What to PacK: SAFARI
Dressing for Safari
NO WHITE or bright colours!!! The animals will spot you at a distance and disappear before you see them. For the most part, stick to neutral shades- beige, brow, and muted greens. These will help you blend into your surroundings, especially while walking. White is okay in vehicles, but not during walking safaris. The same goes for black- stark colors will make you stand out when you're walking in the bush, potentially attracting unwanted attention from dangerous animals and insects. The darker colors like black and navy blue will attract Tsetse flies and their bite is painful and some carry sleeping sickness. (Tanzania, Kenya, Zambia) The Serengeti, Masai Mara and Amboseli areas are largely free of the pests.
Winter. The days can start out to be very chilly, it can get as low as 23 Deg F. During the day it warms up nicely to about 65-70Deg. Nights are cold and clear. The jeeps should provide blankets for added warmth on game drives.
LAYERS are the best, as you will be peeling your clothes off as the day goes on and the weather warms. Then putting them back on for the evening when the sun goes down as the temperature drops again.
Summer. The temperatures can reach 120 deg during the day. The further North you go the hotter it gets. The evenings will be pleasant and cooler.
Suggested Packing lists:
2 pairs Leggings like yoga pants (Winter)
3-5 short sleeve T shirts/tank tops
5-8 changes of underwear
4 pairs socks (as high as your boots)
2 pairs khaki/brown/olive cotton pants. I pair can unzip at the knees for warm days
2 pairs khaki/brown/olive shorts (Summer)
2 khaki/brown/olive long sleeve shirts – mosquito and sun protection
1 light sweater or fleece (Winter)
1 light weight waterproof windbreaker
Swim suit (Winter/Summer)
Swim suit cover-up
Sturdy walking or hiking boots (well broken in)
Sandals - for outdoor showers or to walk around camp during the day.
Hat with a good brim for sun protection and rain
Gloves (game drives are cold - Winter)
Ski hat (Winter)
Down Jacket/coat (something that can be balled up -Winter)
Shampoo and Conditioner (5* camps provide most of the basics, creams etc.)
Mosquito repellant with high content of Deet 30% (Most camps supply this but I like to have my own as well for the game drive)
Sunscreen SPF30+ (even for the Winter
Contact lenses and spare glasses (if you wear them)
Hand wipes/ baby wipes
Repair kit for mending
Book (paper back)
Bird and Mammals of southern Africa pocket guide books (great for identification and charting)
Journal - if you are inclined
Hair dryer - not all camps provide these. Take one if you must but seriously no one cares what you look like in the bush and you are liable to blow the camps amps if it is not converted.
Small amount of laundry detergent if you plan to wash your own undergarments
Types of Safari
Zambia, Kruger, Madikwe area you will probably be doing a lot of walking so bring durable and comfortable walking shoes, sun hat and avoid dark clothing.

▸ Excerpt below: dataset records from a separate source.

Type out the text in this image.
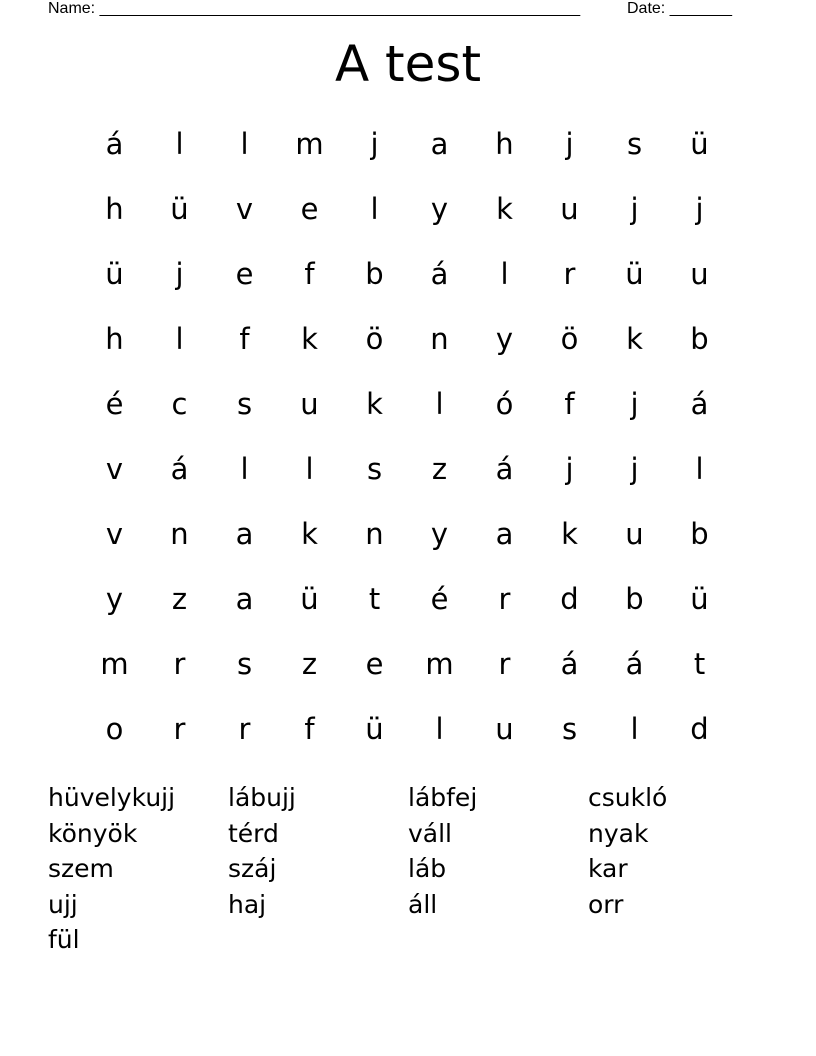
Name: ______________________________________________________

	Date: _______

A test
á	l	l	m	j	a	h	j	s	ü
h	ü	v	e	l	y	k	u	j	j
ü	j	e	f	b	á	l	r	ü	u
h	l	f	k	ö	n	y	ö	k	b
é	c	s	u	k	l	ó	f	j	á
v	á	l	l	s	z	á	j	j	l
v	n	a	k	n	y	a	k	u	b
y	z	a	ü	t	é	r	d	b	ü
m	r	s	z	e	m	r	á	á	t
o	r	r	f	ü	l	u	s	l	d
hüvelykujj	lábujj	lábfej	csukló
könyök	térd	váll	nyak
szem	száj	láb	kar
ujj	haj	áll	orr
fül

Zambezi and Okavango (Botswana)- you should take a good waterproof windbreaker and prepare for very cold nighttime temperatures.
Kruger sees far fewer mosquitoes during the winter months. Therefore, there is less worry about being bitten but always use mosquito spray.
If you are going on safari close to Cape Town, The Eastern Cape, Pilanesberg or Madikwe, you don't need to worry about packing malaria medication- these areas are all outside of the malaria belt. Western Cape has a Mediterranean climate and has warm, dry summers October- April and cold, wet winters June- Septmeber.
South Africa- Kruger and Pilanesberg area are subtropical, with summer rainfall and dry winters. Temperatures during the day 25C/77F
Botswana, Zambia and Kruger- can reach 40C/104F if you're traveling in summer it is however dry with little humidity.
East Africa- daytime temperatures of high 20C/68F year-round. Cooler at night and can drop to 30F. Rainy seasons in Kenya and Tanzania are from November to January and March to May, with some regional variations. If you're traveling in these time frames, pack a raincoat.
Laundry Considerations:Many camps have laundry facilities and you can have all your clothing washed. It is best if you take clothes that need ironing for this reason: - The Putsi also known as the Mango, Tumbo, or Maggot fly, like to lay eggs in damp clothing- ironing kills eggs. If you have any delicate clothing that would be burned or damaged by ironing, be sure to let the staff at the camp know!
If you prefer to wash your own undergarments, hang the inside the cabins to dry. Bring some liquid detergent.